Yes Bank The Reserve Bank of India's (RBI) annual policy statement comes in the backdrop of high oil prices, unprecedented growth in non-farm credit and a massive Government borrowing program.
However, economic conditions continue to remain strong with robust growth in manufacturing and services and hence by hiking the reverse repo rate to 5 per cent , the RBI has responded well to curtail supply side inflationary pressures.
Overhanging concerns on inflation persist, despite the WPI inflation rate having decelerated to 5.48 per cent from a peak of 8.70 per cent in August 2004.
However, at the current level, inflation appears to be muted and has been cushioned from the high base of last year.
We believe the inflation projection 5- 5.5 per cent is a fairly realistic estimate by the RBI given that demand side pressures are being responded well by increased capacity utilisation and new capital formation.
There may be a floating opinion that the hike in reverse repo rate is a somewhat premature , but we believe it will significantly facilitate mitigating uncertainty on higher interest out of the markets.
While the government's high borrowing program and the accelerated growth in non-farm credit will put pressure on liquidity, the RBI is in a position to infuse adequate liquidity through unwinding of the MSS as it has stated in the policy.
This will ease pressure on liquidity demands.
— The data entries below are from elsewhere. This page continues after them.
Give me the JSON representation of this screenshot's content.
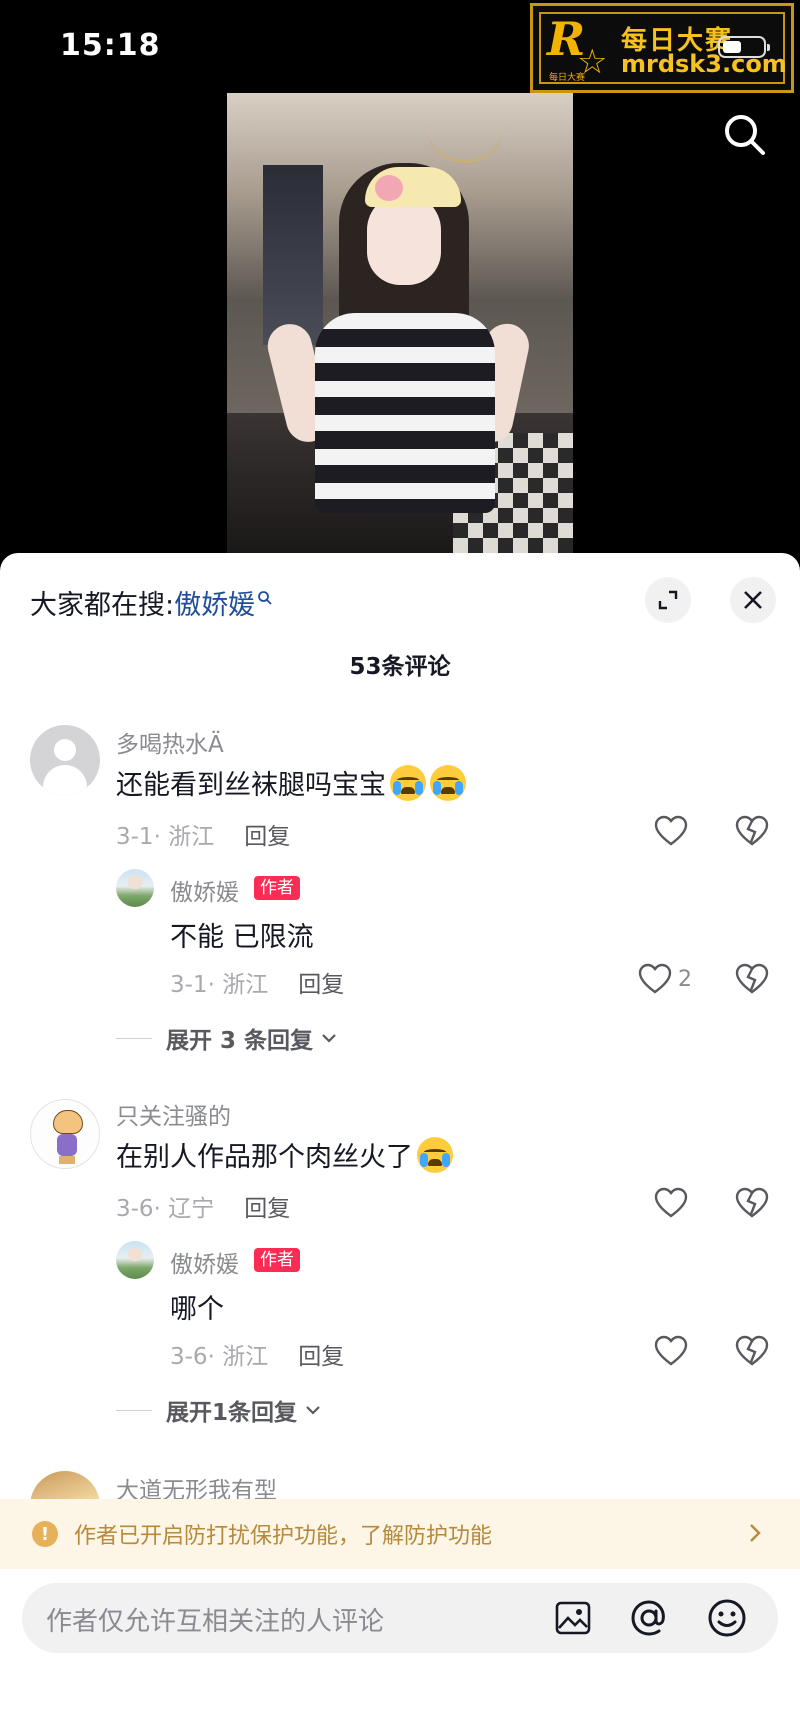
{
  "status_bar": {
    "time": "15:18"
  },
  "watermark": {
    "cn": "每日大赛",
    "en": "mrdsk3.com",
    "small": "每日大赛"
  },
  "sheet": {
    "trending_prefix": "大家都在搜:",
    "trending_keyword": "傲娇媛",
    "comment_count": "53条评论"
  },
  "comments": [
    {
      "user": "多喝热水Ä",
      "text": "还能看到丝袜腿吗宝宝",
      "date_loc": "3-1· 浙江",
      "reply_label": "回复",
      "reply": {
        "user": "傲娇媛",
        "tag": "作者",
        "text": "不能 已限流",
        "date_loc": "3-1· 浙江",
        "reply_label": "回复",
        "likes": "2"
      },
      "expand_label": "展开 3 条回复"
    },
    {
      "user": "只关注骚的",
      "text": "在别人作品那个肉丝火了",
      "date_loc": "3-6· 辽宁",
      "reply_label": "回复",
      "reply": {
        "user": "傲娇媛",
        "tag": "作者",
        "text": "哪个",
        "date_loc": "3-6· 浙江",
        "reply_label": "回复"
      },
      "expand_label": "展开1条回复"
    },
    {
      "user": "大道无形我有型"
    }
  ],
  "notice": {
    "text": "作者已开启防打扰保护功能，了解防护功能"
  },
  "input": {
    "placeholder": "作者仅允许互相关注的人评论"
  }
}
Globally, the impact of persistently higher energy prices is likely to lead to a slow down in GDP growth in the US.
However, US interest rates are still trending higher and the Fed fund futures see the Fed target rate at 4 per cent by December 05.
With the Indian economy getting increasingly integrated with the global economy, there is no denying the fact that worldwide interest rate pressures are building up and the RBI has done well to move in tandem with the global economy.
Retail customers do not have reason to worry about interest rates on Home, Car and Educational loans.
We saw these rates bottoming out about 2 years back after which we have seen some amount of marginal upward revision. These rates have stabilised now and are likely to stay steady in the near term.
Hence, it is fair to say that on the back of steady credit rates, the economy will continue to grow at its imposing current pace.